End to end machine learning: from data collection to deployment 🚀

Links & Resources

In this job, I collaborated with Marwan Debbiche

You may read about it here and here.

In this post, we'll go through the necessary steps to build and deploy a machine learning application. This starts from data collection to deployment; and the journey, you'll see, is exciting and fun. 😀

Before we begin, let's have a look at the app we'll build:

As you see, this web app allows a user to evaluate random brands by writing reviews. While writing, the user will see the sentiment score of his input updating in real-time, alongside a proposed 1 to 5 rating.

The user can then change the rating in case the suggested one does not reflect his views, and submit.
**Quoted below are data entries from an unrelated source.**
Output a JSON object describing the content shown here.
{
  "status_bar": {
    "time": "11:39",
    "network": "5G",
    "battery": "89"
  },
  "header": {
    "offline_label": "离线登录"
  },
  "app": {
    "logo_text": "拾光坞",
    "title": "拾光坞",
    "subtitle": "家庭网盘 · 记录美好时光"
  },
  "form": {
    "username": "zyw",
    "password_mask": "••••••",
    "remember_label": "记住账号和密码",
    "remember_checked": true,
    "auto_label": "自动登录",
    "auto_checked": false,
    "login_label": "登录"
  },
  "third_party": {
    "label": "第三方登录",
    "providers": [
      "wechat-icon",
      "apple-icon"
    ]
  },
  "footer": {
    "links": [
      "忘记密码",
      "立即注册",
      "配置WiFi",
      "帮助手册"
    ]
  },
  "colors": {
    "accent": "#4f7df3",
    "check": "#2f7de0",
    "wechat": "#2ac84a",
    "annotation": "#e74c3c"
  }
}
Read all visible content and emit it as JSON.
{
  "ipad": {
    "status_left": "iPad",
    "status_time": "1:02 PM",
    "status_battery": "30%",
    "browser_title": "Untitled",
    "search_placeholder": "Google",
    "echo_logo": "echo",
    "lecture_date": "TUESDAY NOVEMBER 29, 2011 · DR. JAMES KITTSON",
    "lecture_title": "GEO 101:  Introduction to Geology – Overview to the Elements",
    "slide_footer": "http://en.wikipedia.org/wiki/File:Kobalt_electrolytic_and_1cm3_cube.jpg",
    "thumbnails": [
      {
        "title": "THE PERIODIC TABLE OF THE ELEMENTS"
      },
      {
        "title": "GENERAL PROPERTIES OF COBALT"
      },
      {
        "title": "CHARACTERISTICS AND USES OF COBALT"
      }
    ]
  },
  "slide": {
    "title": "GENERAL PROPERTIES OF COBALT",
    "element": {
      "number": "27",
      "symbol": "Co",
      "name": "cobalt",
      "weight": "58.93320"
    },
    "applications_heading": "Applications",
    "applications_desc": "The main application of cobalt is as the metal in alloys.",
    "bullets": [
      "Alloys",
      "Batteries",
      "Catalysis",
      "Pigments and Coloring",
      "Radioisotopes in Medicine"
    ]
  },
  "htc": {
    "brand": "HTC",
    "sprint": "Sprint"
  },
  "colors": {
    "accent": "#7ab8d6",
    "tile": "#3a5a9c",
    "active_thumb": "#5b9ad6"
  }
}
You can think of this as a crowd sourcing app of brand reviews, with a sentiment analysis model that suggests ratings that the user can tweak and adapt afterwards.

To build this application, we'll follow these steps:

  • Collecting and scraping customer reviews data using Selenium and Scrapy
  • Training a deep learning sentiment classifier on this data using PyTorch
  • Building an interactive web app using Dash
  • Setting a REST API and a Postgres database
  • Dockerizing the app using Docker Compose
  • Deploying to AWS

Run the app locally

To run this project locally using Docker Compose run:

docker-compose build
docker-compose up

You can then access the dash app at http://localhost:8050


If you want to contribute to this project and run each service independently:

Launch API

In order to launch the API, you will first need to run a local postgres db using Docker:

docker run --name postgres -e POSTGRES_USER=postgres -e POSTGRES_PASSWORD=password -e POSTGRES_DB=postgres -p 5432:5432 -d postgres

Then you'll have to type the following commands:

cd src/api/
python app.py

Launch Dash app

In order to run the dash server to visualize the output:

cd src/dash/
python app.py

How to contribute 😁

Feel free to contribute! Report any bugs in the issue section.

Here are the few things we noticed, and wanted to add.

  • Add server-side pagination for Admin Page and GET /api/reviews route.
  • Protect admin page with authentication.
  • Either use Kubernetes or Amazon ECS to deploy the app on a cluster of containers, instead of on one single EC2 instance.
  • Use continuous deployment with Travis CI
  • Use a managed service such as RDD for the database